Thinking about how intertwined we were on social media hit me like a ton of bricks. We had hundreds of friends in common. There were photographs representing half a decade of shared experiences. I felt totally ill at the thought of how much work it would take to disentangle myself, and had no idea how I would manage the dread and grief I felt every time I signed in.
Photos are especially emotional reminders of the good times in a relationship. Even a photo of you that they took can bring up a lot of sadness. Maybe you’re looking in your own eyes as you looked at them. You see their loving, flattering perception of yourself. Wonderful while you’re together. Absolutely unbearable during a breakup.
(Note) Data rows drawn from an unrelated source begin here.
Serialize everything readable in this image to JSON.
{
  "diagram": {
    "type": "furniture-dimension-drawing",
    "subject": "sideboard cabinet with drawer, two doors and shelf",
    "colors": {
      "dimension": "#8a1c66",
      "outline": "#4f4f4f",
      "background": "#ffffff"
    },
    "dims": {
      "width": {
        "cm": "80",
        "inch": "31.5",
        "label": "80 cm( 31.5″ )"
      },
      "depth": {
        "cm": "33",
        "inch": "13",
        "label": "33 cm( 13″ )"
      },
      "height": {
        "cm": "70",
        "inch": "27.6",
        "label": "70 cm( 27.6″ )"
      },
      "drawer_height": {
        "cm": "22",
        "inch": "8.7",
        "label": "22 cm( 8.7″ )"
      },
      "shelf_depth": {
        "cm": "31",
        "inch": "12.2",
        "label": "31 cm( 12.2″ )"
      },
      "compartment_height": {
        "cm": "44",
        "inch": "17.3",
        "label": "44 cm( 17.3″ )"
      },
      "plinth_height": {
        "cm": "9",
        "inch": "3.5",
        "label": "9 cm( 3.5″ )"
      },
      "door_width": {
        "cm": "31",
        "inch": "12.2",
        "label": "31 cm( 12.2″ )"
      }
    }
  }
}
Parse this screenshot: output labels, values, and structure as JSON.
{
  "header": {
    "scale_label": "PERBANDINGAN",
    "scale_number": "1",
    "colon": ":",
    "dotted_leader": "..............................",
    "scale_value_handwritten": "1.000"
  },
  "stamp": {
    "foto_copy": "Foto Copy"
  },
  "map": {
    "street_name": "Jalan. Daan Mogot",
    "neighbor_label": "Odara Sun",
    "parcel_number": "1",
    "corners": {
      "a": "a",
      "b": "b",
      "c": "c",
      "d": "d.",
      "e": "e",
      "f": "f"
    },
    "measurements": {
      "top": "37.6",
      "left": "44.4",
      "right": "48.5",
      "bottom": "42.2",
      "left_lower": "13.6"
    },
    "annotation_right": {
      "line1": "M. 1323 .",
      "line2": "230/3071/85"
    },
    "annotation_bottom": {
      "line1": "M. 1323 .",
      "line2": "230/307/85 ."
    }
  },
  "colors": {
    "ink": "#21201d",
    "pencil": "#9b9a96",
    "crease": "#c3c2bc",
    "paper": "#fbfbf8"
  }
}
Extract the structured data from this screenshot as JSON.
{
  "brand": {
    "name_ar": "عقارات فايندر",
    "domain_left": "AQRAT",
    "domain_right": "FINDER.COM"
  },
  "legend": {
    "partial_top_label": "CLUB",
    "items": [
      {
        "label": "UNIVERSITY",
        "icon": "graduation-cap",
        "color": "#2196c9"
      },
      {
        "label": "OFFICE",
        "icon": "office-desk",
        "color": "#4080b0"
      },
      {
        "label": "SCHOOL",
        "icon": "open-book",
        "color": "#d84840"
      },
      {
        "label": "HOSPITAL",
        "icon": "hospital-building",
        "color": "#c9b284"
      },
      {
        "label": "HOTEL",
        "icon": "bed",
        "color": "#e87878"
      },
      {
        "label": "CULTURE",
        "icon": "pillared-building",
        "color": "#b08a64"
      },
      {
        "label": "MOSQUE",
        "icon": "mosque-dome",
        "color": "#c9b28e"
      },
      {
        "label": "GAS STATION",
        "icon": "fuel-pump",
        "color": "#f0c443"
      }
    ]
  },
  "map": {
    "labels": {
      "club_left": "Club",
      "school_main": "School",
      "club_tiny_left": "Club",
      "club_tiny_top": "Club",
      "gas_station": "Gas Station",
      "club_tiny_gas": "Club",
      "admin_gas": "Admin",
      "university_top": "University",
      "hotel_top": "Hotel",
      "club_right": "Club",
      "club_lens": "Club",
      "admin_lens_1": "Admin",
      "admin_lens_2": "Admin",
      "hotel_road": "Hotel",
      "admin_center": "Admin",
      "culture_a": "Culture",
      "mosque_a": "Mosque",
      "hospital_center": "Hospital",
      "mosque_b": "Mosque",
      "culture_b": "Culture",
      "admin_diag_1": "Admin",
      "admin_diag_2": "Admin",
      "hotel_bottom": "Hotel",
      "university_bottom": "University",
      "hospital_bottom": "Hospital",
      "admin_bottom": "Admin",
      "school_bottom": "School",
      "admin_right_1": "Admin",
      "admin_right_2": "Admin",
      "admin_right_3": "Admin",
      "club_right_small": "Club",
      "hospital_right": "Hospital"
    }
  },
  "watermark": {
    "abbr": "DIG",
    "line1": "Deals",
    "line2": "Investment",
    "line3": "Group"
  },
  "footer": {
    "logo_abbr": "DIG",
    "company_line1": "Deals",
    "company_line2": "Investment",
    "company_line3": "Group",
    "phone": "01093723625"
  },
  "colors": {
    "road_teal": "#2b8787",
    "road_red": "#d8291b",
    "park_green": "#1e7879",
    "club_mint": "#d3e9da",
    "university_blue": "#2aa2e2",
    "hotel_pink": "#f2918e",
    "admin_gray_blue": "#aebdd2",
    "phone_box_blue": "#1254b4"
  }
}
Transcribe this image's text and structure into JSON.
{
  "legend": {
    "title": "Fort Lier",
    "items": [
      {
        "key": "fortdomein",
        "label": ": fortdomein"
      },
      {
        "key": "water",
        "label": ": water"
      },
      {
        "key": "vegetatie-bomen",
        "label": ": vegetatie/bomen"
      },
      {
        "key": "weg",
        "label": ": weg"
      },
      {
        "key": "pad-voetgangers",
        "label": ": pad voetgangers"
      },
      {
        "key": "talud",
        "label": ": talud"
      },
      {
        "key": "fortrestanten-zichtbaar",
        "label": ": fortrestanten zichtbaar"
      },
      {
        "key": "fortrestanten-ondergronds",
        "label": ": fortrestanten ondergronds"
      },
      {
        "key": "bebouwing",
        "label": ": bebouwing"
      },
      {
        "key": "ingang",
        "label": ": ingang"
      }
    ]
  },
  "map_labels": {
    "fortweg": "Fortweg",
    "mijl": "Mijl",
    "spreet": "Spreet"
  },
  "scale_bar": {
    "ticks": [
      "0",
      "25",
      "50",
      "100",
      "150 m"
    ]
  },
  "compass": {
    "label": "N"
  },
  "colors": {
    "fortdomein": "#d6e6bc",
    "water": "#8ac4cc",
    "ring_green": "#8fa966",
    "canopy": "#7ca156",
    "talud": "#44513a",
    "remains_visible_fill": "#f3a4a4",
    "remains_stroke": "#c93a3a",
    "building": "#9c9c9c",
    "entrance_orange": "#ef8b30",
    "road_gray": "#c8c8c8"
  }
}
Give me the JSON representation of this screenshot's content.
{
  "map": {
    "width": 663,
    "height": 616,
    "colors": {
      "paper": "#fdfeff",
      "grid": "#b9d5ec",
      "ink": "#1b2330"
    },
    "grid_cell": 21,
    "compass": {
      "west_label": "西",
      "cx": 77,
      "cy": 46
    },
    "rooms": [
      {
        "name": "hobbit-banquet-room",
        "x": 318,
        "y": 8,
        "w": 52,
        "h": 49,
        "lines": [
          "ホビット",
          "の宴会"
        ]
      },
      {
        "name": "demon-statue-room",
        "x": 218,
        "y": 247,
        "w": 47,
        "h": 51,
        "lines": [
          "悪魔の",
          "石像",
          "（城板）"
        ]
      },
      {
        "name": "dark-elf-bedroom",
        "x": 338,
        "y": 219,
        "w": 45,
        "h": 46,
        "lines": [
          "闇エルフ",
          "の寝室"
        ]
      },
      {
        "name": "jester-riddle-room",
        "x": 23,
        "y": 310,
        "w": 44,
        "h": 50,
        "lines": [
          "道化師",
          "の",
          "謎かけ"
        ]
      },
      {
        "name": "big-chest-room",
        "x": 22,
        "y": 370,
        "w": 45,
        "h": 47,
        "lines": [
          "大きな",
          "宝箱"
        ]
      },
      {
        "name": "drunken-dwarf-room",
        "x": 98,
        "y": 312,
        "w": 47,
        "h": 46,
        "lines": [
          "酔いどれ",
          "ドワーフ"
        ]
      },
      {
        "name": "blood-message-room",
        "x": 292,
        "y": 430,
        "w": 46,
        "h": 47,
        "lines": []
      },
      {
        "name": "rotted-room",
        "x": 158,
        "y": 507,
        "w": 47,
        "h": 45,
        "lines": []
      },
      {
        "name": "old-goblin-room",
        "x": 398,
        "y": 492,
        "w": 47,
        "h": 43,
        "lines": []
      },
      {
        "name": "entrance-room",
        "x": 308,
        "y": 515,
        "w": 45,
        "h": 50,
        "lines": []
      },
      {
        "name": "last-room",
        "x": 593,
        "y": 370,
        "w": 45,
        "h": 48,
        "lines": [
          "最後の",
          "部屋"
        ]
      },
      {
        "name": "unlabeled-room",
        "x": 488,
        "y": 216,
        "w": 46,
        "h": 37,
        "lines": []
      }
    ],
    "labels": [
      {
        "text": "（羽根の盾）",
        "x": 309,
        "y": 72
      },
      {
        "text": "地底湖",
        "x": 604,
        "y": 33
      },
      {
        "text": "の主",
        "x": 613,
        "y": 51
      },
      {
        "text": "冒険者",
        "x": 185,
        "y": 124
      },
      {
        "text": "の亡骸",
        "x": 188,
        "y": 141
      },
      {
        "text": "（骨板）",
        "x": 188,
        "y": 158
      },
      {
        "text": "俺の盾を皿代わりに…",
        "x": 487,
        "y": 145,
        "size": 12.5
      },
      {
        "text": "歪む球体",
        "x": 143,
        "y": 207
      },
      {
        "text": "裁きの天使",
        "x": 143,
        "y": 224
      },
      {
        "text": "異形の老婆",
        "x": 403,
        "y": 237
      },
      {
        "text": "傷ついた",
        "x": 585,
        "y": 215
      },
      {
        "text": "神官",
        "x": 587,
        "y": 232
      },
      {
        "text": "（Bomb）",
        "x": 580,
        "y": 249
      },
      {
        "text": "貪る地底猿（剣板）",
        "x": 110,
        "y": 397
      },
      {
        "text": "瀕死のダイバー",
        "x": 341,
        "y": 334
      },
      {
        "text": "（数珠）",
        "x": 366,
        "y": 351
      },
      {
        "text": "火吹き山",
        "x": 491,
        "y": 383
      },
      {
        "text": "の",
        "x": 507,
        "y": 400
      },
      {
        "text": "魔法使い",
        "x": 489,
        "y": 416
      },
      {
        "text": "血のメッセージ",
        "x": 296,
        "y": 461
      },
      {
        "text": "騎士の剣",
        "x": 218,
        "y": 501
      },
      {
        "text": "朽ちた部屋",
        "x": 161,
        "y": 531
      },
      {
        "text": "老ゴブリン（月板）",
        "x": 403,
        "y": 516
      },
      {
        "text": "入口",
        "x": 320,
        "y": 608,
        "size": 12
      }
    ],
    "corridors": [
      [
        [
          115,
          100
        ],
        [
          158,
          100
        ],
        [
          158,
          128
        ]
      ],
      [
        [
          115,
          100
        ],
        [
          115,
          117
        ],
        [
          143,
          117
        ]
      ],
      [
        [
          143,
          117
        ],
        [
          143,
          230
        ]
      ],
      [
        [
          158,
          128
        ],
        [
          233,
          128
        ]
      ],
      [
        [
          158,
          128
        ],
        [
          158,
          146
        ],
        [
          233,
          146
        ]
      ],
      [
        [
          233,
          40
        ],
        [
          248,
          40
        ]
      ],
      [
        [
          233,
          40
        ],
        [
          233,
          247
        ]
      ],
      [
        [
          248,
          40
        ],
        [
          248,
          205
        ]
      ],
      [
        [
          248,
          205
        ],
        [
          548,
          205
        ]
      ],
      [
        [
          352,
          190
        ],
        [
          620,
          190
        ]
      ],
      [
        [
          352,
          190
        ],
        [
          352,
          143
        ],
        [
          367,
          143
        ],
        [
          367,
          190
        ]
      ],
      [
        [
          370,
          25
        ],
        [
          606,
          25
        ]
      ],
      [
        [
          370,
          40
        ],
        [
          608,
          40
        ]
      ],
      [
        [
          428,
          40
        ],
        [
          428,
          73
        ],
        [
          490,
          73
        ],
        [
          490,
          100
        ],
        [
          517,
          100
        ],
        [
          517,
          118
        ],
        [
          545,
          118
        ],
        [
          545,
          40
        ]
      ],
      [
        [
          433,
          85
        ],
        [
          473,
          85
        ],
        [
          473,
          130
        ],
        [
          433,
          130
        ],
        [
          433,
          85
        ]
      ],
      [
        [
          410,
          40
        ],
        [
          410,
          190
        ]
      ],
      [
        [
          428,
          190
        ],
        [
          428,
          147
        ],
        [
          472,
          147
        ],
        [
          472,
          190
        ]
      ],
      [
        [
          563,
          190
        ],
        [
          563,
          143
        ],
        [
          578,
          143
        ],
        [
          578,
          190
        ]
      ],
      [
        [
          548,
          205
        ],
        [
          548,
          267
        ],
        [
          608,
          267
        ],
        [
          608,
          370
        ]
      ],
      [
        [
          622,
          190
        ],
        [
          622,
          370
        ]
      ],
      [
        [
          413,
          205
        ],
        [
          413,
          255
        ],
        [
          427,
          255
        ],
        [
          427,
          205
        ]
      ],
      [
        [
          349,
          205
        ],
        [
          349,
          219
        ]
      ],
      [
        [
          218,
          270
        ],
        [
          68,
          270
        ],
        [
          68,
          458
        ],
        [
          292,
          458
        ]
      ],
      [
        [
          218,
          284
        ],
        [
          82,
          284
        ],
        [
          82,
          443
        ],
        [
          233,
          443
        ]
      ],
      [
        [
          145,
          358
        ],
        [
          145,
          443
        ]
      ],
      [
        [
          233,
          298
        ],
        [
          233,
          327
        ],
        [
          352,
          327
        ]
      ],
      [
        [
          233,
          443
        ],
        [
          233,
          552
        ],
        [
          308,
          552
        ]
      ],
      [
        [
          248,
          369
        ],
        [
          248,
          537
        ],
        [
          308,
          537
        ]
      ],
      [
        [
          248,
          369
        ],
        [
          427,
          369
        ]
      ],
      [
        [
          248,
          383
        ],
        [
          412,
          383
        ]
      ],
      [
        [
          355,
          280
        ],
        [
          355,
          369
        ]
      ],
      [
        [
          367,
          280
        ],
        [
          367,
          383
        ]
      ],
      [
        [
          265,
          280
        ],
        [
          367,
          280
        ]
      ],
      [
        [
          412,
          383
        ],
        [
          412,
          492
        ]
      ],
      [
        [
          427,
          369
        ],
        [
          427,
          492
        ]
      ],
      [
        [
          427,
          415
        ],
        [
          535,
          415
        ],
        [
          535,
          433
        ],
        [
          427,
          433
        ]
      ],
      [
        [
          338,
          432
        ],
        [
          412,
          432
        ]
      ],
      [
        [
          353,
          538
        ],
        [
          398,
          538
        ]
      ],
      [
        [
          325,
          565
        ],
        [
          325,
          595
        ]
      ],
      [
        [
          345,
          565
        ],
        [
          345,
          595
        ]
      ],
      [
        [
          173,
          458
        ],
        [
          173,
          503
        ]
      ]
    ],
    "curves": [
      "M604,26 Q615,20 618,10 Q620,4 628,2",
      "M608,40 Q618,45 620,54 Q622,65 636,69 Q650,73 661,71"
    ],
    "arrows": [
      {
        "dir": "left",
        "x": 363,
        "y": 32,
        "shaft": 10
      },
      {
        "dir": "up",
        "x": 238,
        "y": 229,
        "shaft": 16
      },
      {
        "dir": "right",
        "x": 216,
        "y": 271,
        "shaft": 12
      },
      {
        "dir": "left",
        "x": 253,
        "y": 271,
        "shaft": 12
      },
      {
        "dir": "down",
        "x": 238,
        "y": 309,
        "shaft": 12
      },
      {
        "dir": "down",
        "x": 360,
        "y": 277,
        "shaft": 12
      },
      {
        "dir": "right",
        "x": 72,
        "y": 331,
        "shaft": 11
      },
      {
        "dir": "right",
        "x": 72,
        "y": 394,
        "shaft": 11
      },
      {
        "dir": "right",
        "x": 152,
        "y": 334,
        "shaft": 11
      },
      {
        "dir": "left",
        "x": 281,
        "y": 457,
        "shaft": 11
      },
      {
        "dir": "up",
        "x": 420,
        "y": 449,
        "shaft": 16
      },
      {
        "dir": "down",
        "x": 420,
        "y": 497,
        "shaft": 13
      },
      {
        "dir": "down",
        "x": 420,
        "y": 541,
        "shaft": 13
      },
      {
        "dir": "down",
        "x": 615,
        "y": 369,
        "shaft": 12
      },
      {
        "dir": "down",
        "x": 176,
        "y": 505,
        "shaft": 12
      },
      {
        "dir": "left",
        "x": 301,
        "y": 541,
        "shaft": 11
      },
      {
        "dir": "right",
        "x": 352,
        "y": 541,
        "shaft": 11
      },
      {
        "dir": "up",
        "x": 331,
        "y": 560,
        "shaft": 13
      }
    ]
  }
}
I decided in that moment to just face the pain head on. I shut my office door, pulled up my albums on Facebook and got to work. Photos of him or us that I had uploaded, I deleted. Photos by others I hid from my timeline or untagged myself. I saved select pictures to my hard drive, to decide in the less emotional future whether to keep or permanently delete. I cried. A lot.
For me this felt like the real dissolution of the relationship. Cutting the digital ties. And yet you have to be diligent because sometimes they come back. Memory cards that weren’t wiped. An automatic upload to Picasa, Flickr, or iCloud. Files you swore you deleted, but really had in an unlabeled folder. Those pictures can pop up when you’re least expecting it, and they are day-ruiners.
Within a few hours (there were a lot of photos), I had completed my sickening task. There was no digital trace of him left on my profile. And I felt safe. I knew that I didn’t have to be afraid of a painful reminder springing up on Facebook.
Before you go for the full Eternal Sunshine, see if any of these tactics help:
- Save photos/emails/videos you may want to keep to a flash drive. Then delete them from your computer. Empty the trash/recycling bin.
- Put the flash drive in a place where you’re likely to forget about it. The back of a closet or some drawer you don’t use regularly.
- Give the flash drive to a trusted friend with instructions not to return it to you for at least a year. No matter how much you beg.
- Mail the drive to your parents and ask them to put it in their attic with all of your other stuff that you’re not ready to part with but don’t want at your house.
- Ask someone you trust to do the dirty work of downloading and deleting and have them hold on to everything.
I’m very glad I saved some of the photos because with or without him, they represent experiences I want to remember. At some point in the future, you will look at them and you won’t feel like you’ve been punched in the guts. Until then, do yourself a huge favor and make those pictures completely inaccessible. You won’t regret it.